02 enero 2015

A por las uvas

  Érase una vez un lugar muy lejano llamado España donde solo había una televisión. Los habitantes de ese remoto país celebraban el fin de año viendo por la tele las campanadas que anunciaban el año nuevo. Al ritmo de doce campanadas, los aborígenes del lugar ingerían a toda prisa doce uvas llamadas "de la suerte", aunque nadie sabía a ciencia cierta qué suerte traían. 

  En una de aquellas retransmisiones, una locutora de apellido Naranjo se equivocó. Confundió las campanadas propiamente dichas (a cuyo toque deben engullirse los granos de uva) con "los cuartos", otra suerte de campanadas, pero más rítmicas y sincopadas. La consecuencia fue que medio país se equivocó comiendo las uvas. Unos las terminaron antes de empezar a sonar las campanadas. Otros esperaron demasiado y nunca las comieron. El resultado ya es conocido. Casi veinticinco años de catástrofes: Rajoy, Zapatero, Bustamante, Operación Triunfo, los tatuajes masivos entre la población, la moda del "running", ya antes de pilates, Pérez Reverte, Leo DiCaprio gordo pero Kate Winslet flaca y lo último, el diario El País convertido en el nuevo ABC. 

  Cuando parecía que había síntomas de que el conjuro maligno iba despareciendo (los propietarios de los perros mayoritariamente recogen las cacas y toda la población está de acuerdo en que José Ignacio Wert es idiota), incluso cuando parecía que el hobbit de la coleta traería la paz a la Tierra Media, los orcos han vuelto meter a meter las pezuñas en nuestras uvas.

  Canal Sur, una televisión del sur de Mordor, ha dejado a Naranjo en aprendiz de bruja. Ha mutilado las sagradas campanadas por obra y gracia de una publicidad mal medida y mal ensartada. El año andaluz comenzó en la campanada "2" y se cercenó dramáticamente en la campanada "10". ¿El fin del mundo? No creo que tengamos derecho a ser tan optimistas: antes del fin siempre viene la destrucción en sus más diversas formas. 

  Analicemos los hechos desde el comienzo de los tiempos, es decir, desde que los aborígenes zampan uvas como rito iniciático colectivo. Advierto. Prescindan como fuente de la Wikipedia y de su vil insinuación de que se trata de una costumbre francesa importada. La tradición del engullido de la uva se la debemos, por supuesto, a un avispado agricultor de Monóvar (Alicante) que supo aprovechar tradiciones similares anteriores para colocar el excedente de producción del año 1909. 

  La comida no solo es un negocio sino que es una potente arma de control social. No hay más que ver lo que el capitalismo, junto con la falta de una tradición gastronómica propia, ha hecho de los estadounidenses. Les han desterrado de la servilleta y los cubiertos a cambio de enormes cantidades de "eso que comen".

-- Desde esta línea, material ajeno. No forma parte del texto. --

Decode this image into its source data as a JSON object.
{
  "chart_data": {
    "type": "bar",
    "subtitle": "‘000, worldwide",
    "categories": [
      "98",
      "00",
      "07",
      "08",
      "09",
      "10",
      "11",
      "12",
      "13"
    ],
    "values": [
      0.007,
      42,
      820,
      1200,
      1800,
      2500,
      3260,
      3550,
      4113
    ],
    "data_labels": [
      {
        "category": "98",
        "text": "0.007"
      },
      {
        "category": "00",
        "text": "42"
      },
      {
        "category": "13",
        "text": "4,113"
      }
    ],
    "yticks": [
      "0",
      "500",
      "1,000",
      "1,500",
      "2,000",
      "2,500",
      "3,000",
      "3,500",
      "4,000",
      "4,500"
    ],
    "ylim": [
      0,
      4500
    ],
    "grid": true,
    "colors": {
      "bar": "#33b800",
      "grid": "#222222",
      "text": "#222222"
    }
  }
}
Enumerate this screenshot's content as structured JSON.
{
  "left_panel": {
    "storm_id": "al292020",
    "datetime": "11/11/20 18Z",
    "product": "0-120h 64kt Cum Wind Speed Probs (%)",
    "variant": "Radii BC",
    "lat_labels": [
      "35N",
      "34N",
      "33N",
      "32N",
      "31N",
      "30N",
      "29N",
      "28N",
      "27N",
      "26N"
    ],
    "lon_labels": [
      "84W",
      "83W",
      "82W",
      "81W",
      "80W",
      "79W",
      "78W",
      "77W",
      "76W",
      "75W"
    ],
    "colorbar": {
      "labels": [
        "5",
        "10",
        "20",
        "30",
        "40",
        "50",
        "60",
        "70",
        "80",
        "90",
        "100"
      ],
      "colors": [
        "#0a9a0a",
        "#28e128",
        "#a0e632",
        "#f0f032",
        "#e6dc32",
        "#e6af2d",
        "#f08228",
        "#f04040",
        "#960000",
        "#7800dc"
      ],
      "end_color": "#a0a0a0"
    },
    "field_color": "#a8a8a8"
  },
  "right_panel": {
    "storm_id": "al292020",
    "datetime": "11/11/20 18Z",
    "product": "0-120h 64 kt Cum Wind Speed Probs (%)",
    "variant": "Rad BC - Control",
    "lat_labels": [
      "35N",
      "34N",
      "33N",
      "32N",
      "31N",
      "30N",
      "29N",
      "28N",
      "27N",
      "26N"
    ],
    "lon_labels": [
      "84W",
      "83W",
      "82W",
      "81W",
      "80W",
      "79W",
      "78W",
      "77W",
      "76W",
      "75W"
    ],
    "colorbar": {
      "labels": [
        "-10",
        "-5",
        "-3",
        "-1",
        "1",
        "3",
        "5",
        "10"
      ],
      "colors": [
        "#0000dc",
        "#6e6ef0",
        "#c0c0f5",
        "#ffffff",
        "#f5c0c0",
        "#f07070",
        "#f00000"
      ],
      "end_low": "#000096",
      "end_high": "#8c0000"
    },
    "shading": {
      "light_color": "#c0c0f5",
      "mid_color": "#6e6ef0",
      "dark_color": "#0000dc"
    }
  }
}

  La tradición de comer las uvas, y las uvas en sí mismas, han dado lugar a muchas expresiones, en general negativas. Cuando un portero de fútbol trata de salir del marco para atrapar un balón sin conseguirlo se dice que "ha ido a por uvas". Cuando va a llegar tarde, como me ha pasado a mí con este "post", se dice que "le van a dar las uvas". La zorra engañó al cuervo con unas uvas y cuando uno tiene mal carácter se dice que tiene "muy mala uva". 

  Es un tratamiento injusto. Las uvas son un placer y nadie tuvo que salir del paraíso por comerlas. Lo que de ellas sobra se puede convertir en mosto y en vino. ¿Será una intoxicación de lo que siempre quieren tocarnos los sajones? Quién sabe en este mundo cruel donde nada es verdad ni es mentira sino, como decía Cassen, todo depende del color del cristal con que se mira. La uva tiene excelentes propiedades. Es antioxidante y de ella se extrae el elixir de los dioses, salvo cuando se envasa en Tetra Brik.

  Comer la uva en nochevieja puede ser algo cultural, y más bien reciente, como ha quedado demostrada en este articulito festivo no exento de cierta erudición. Pero más importante que la cultura es la civilización. Eso nos salva. Podemos tener a Wert. Podemos ser cafres e ignorantes. Podemos ser incluso de Podemos. Pero nunca nos quitarán la sangre romana, judía, fenicia, griega que en cantidades variables circula por nuestras venas. Si uno visita el yacimiento arqueológico de la Illeta del Banyets en El Campello (Alicante) puede comprobar que las preocupaciones de los íberos de entonces no dista tanto de los contemporáneos de la zona: proveerse de buen vino que beber y buen pescado que paladear.

No tenemos que convertir el vino en sangre para beberla. El vino como tal, como diría un catalán, "ya nos está bien".